Our policies over the last 30 years put us on a path to break up the game. Through most of the last century wealth was concentrated at a level of about 22% of all private assets in the hands of 1% of capitalists. And it remained in that vicinity for most of the century. With the policies beginning in the 80's, this changed, pushing a greater and greater share of the wealth into fewer and fewer hands to the point where over 40% of all wealth is in the hands of 1%.
Where do you think this train goes?
We're not Czarist Russia, but if we are heading in that direction, what do you suppose will happen? Do you believe that continuing this path of wealth concentration is sustainable?
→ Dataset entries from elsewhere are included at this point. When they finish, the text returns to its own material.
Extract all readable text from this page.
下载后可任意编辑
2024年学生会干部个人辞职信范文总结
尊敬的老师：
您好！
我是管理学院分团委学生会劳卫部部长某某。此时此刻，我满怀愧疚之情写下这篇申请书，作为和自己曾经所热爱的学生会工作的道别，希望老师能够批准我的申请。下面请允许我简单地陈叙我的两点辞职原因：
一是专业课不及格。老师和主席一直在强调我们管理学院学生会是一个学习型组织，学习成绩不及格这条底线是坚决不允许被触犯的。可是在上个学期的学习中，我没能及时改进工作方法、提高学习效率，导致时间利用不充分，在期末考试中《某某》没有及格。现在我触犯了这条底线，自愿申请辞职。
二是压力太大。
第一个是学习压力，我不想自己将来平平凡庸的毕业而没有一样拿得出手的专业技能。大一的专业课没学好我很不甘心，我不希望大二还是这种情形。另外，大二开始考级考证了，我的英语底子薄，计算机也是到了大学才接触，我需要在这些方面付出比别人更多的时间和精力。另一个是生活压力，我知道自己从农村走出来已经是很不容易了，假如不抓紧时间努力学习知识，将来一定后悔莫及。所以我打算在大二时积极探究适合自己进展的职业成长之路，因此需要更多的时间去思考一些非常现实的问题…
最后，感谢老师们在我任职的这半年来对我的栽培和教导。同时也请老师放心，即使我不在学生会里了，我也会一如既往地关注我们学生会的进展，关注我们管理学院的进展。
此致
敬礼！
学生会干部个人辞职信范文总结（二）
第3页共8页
I don't come at this from a perspective of a desire to see wealth equality or to stick it to the rich. I come at this as a patriot who would like to see America work for Americans they way it had in the past in a sustainable way. Capitalism is not a form of goverment, it is an economic system, and it cannot function in the absence of a political system. But that political system will create the construct, the playing field, if you will, for the capitalist system. The system cannot be fair, it is built by the haves for the benefit of the haves, BUT, and this is key, the haves need to have a long term view of how they put policies in place. if they are consumed by the short term view, they will take as much as they can as soon as they can, and they will break the system. Rich people don't make policies thaat are good for workers because they love workers, they make policies that are good for workers because ultimately, the workers have the power to take everything they have. When FDR began instituting labor favoring policies, it wasn't out of a desire to be socialist, it was out of a necessity to avoid revolution.
We need balance.
Obama is FAR from being socialist, in fact, the policies he favors could save capitalism from itself.